Eaupâle
Et bien oui, quatre jours sur la corde pendue à flanc de falaise entre la vie et la mer. Effectivement, c'est beau, l'océan ouvert, la mer étale, la majesté, l'éternité, toutes les déités mouillant leurs corps sveltes dans l'écume qui perle à fleur de rivage. Le grand bleu mousse à vue de sable, et ici haut perchés, l'oeil contemple la magnificience du paysage clair obscur, le grandiose découpage de la falaise, à temps long d'érosion, sculptures de vent et de marée contre la douceur du sable étalant ses charmes ocres où se perdent les eaux Ah bah, oui c'est joli.
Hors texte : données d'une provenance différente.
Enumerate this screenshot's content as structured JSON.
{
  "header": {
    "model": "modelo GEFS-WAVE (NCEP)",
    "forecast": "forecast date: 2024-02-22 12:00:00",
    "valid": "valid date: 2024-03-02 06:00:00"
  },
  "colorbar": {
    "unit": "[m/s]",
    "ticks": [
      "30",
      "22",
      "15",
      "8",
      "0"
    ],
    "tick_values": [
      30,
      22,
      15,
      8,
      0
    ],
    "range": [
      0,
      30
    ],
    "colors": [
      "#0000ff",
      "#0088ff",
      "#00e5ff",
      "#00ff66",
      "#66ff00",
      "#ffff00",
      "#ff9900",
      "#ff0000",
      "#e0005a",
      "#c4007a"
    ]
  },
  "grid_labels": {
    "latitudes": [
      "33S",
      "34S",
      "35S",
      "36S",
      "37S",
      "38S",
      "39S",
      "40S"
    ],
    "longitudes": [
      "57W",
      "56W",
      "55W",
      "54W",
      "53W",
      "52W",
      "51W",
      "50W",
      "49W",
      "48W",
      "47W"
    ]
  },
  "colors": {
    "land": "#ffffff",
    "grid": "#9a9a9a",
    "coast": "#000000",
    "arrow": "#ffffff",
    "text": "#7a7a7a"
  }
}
Et encore, je n'ai rien dit du soleil dardant son or, chauffant les corps, mirant son rouge, embrasant les sentiments. Mais ai-je besoin d'en parler ? Ai-je envie d'évoquer les beautés dont regorge le monde naturel quand nous avons pour loisir la misère des autres, quand nous jouons à la bohème face au cauchemar des migrants ? Face à la forteresse britannique, Albion, coeur du capital qui draine les forces humaines du monde entier, nous rafraîchissons nos routines trop confortables. Je mets en jeu pour trois nuits ma séculaire sécurité de logement, de sanitaire, de nourriture, et encore, avec le parachute de ma carte bancaire. Je me sens vivre. Quelle est donc cette part de mon être que je sens mourir ?
Heureusement que quelque part la raison me commande de ne pas comparer.